秦銘道:「你們這些長老,不要想著逃走,我還有話問你等。」
在說話時,他先後來到林衡與黑袍人近前,幫他們重聚血液。
如今,他無法隔空發動黏連勁,唯有以手觸及地面,才能將灑落的血精重新接引回去,並送進兩具還熱乎的軀體中「溫養」。
只因他看到了「仙篆」,可以參考。
客卿長老中的最強者洛川,主動上前,並低聲詢問道:「道友,你如今隻身殺穿落霞宗,有何打算?」
秦銘露出異色,道:「嗯,你有什麼話想對我說?」
洛川道:「落霞宗如今的嫡系,昔日也屬於外來者,不知道——道友是否有意重振宗門?」
秦銘早已看出一些端倪,客卿長老們與那些被他殺死的嫡系長老間關係沒那麼近。
可秦銘還是沒有想到,洛川居然掇他留下來,入主落霞宗。
他問道:「你所為何求?」
洛川苦澀道:「為了自保,我擔心你會殺死我等,也擔心待你離去後,周邊的大教會立刻吞併此地。」
他之所以投靠落霞宗,就是因為在周邊地界有敵人,才來這裡當客卿長老。
洛川積極遊說,道:「落霞宗統御百城,且能左右一個王國,每年收取上來的資源著實不少。」
秦銘皺眉道:「我剛斬殺落霞宗一眾嫡系長老,連他們的宗主也同時擊斃,你讓我取而代之?」
洛川道:「嫡系都被你殺的差不多了,而我等客卿長老都還在,可幫你清理宗主一脈的人。」
秦銘道:「我所追求的是更高境界,意在修行。」
洛川道:「落霞宗每年獲得的資源都不算少,可為宗主在外購買所需的頂級大藥。」
秦銘聽聞,有些意動,道:「這樣啊,那我先在這裡落腳,看你們如何收拾殘局。」
這一夜,註定不會平靜,充滿了血與亂。
一群客卿長老與殘餘的落霞宗長老,爆發激烈爭執,最後更是有少數人下場,進行了慘烈的血斗。
最終,殘存的那些落霞宗長老向客卿長老們妥協了。
接下來,便是一場清洗。
儘管他們有意控制了規模,可還是引發恐慌與騷亂。
有些弟子門徒逃了,有些人則被殺,還有很多人留了下來。
直到淺夜到來後,亂子還沒有徹底平息。
又過了一日,落霞宗才安靜下來。
此際,蘇雲晞正在詢問陸崇淵,道:「數日過去,大羿在落霞宗那片地界如何了,可有什麼非凡表現?」
洛川為秦銘開啟了秘庫,當中晝金堆積如山,各種藥草讓人眼花繚亂。
便是對秦銘有大用的奇藥,也多達五株。
洛川嘆道:「最近幾年,前宗主消耗了大量資源,不然好東西會更多。」
秦銘點頭,這一次他自然是收穫巨大,護教異獸屬於變異物種,竟具備陰陽本源道相,其血蘊含不少仙篆。

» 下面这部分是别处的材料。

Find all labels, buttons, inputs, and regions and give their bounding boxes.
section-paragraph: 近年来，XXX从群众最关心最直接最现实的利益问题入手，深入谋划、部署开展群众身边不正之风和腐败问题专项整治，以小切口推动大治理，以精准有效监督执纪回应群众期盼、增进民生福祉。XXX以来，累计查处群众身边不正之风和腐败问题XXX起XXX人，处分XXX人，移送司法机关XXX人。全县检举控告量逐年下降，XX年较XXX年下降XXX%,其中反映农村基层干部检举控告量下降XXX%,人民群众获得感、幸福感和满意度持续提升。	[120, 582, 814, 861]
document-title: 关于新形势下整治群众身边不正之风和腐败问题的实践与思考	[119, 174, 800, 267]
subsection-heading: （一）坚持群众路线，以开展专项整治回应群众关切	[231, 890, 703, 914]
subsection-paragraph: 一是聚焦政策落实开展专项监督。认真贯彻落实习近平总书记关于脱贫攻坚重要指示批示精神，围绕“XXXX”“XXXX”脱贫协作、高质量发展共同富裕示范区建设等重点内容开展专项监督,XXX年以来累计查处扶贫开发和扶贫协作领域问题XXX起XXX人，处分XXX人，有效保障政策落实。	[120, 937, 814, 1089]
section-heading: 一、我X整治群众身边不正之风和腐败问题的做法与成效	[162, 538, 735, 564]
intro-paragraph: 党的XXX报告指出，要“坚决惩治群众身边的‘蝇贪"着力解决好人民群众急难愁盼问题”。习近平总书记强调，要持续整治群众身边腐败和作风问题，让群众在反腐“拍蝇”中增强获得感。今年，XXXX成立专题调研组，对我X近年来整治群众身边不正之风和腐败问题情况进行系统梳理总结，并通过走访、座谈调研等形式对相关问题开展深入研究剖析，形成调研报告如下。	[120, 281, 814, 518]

此外,落霞宗前宗主,還有斬仙樓那名黑袍人,也都是了不得的強者,體內也有神秘仙篆,可供借鑑。
再加上這座秘庫,秦銘此行所獲資源遠超預料。
他嘆氣道:「唉,真是一件讓人憂傷的事,我本為至善祖師,結果為了自保,連夜登山解決隱患,被迫出手,都快將我逼成真正的魔修了。」
遠處,幾位客卿長老隱約間聽到他的低語,頓時皆睜大了眼睛,心說:你他麼不就是魔修嗎?
洛川一臉嚴肅之色,道:「宗主一身正氣,所作所為,不過是為了自保。」
「嗯。」秦銘點頭。
次日,一位使者乘坐高等異禽來到落霞宗。
洛川皺眉,親自去接待。
不久後,他面色凝重地回來,向秦銘稟報。